The majority of UN sanctions regimes are designed in support of a peace process or to protect an existing agreement. Most of these peace processes involve talks that take place outside the country or region in conflict. Often, however, key stakeholders in the conflict – whose participation in the talks is necessary for a credible and even a durable outcome – are under UN travel bans and asset freezes. These targeted measures are among the most frequently applied of all UN sanctions. Thus, it is often assumed that mediators face a dilemma: exclude listed individuals from talks held abroad or include them and risk violating the existing travel ban and adjoining asset freeze.

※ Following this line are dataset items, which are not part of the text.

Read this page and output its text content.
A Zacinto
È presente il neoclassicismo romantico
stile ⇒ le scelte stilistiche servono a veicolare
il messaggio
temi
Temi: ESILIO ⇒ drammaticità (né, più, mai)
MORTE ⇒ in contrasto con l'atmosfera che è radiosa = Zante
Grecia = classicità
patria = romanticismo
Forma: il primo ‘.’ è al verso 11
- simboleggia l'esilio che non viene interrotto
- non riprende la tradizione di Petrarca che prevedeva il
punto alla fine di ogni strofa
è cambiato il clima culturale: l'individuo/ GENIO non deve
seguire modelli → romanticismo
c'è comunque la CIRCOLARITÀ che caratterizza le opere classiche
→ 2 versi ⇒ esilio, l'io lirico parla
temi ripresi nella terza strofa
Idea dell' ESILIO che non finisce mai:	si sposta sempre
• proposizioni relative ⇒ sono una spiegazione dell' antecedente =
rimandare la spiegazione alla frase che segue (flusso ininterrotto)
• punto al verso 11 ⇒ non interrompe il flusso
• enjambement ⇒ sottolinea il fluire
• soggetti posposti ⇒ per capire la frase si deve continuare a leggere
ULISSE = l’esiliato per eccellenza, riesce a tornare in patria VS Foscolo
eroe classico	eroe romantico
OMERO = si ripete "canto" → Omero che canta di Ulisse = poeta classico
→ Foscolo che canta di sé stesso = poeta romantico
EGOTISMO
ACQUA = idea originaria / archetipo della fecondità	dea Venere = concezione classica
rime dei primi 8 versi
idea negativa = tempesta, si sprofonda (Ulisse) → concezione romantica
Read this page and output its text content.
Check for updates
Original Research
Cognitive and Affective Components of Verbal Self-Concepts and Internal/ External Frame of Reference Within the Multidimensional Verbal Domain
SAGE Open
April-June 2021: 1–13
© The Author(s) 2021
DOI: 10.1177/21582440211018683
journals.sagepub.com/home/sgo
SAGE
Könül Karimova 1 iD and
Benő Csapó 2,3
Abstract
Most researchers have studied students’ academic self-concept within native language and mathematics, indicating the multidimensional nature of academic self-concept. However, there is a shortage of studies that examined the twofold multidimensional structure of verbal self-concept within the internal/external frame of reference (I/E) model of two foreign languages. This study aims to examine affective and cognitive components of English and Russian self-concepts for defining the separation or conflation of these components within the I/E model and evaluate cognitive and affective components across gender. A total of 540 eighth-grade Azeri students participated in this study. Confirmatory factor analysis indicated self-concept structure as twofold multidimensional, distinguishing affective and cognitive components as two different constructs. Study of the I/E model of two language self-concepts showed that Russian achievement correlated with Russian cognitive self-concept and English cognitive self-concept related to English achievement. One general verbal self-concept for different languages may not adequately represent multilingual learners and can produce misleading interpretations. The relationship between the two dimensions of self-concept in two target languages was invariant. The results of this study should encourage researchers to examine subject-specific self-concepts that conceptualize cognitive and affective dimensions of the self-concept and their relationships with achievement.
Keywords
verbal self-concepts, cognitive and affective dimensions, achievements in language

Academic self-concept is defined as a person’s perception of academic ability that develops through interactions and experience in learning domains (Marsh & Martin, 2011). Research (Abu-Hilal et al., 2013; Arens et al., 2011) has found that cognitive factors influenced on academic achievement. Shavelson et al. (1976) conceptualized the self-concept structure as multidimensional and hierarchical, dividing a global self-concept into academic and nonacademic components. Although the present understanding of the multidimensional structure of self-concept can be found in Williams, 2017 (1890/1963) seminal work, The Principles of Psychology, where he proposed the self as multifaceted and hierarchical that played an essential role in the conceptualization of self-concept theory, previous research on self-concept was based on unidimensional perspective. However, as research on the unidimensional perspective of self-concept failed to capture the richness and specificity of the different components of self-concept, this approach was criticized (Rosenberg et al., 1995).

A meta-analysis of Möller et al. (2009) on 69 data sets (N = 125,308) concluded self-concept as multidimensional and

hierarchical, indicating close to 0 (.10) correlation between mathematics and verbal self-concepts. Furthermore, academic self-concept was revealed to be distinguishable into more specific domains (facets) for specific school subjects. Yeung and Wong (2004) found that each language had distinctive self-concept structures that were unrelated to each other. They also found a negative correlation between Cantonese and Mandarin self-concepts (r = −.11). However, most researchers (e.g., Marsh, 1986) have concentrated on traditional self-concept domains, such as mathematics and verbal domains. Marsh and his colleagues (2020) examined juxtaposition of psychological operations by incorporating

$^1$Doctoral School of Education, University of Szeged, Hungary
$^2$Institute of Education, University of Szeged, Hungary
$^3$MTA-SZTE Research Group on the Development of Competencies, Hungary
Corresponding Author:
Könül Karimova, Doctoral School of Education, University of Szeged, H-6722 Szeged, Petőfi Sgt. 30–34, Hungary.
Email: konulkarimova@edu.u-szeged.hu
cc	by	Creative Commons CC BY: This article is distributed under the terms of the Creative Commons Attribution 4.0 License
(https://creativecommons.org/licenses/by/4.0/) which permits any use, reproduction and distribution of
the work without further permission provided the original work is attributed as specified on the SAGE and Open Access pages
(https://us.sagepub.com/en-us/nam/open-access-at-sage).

Or do they? In all but one of the existing UN sanctions regimes, there are little known and rarely used exemptions that would allow sanctioned individuals to participate in peace talks. The language varies in specificity and scope and the process for applying differs between regimes (and even within regimes). But the overall message is clear: mediators possess a formal option for requesting an exception to a sanctions measure in order to enable the successful convening of parties for peace talks.
This memo, the first in the Sanctions and Mediation Project's series, outlines the existing constellation of exemptions related to peace talks, examine how they are meant to work, share insights on how they actually work, discuss implications for policy practitioners, and propose actions aimed at improving these exemptions’ attractiveness to mediators.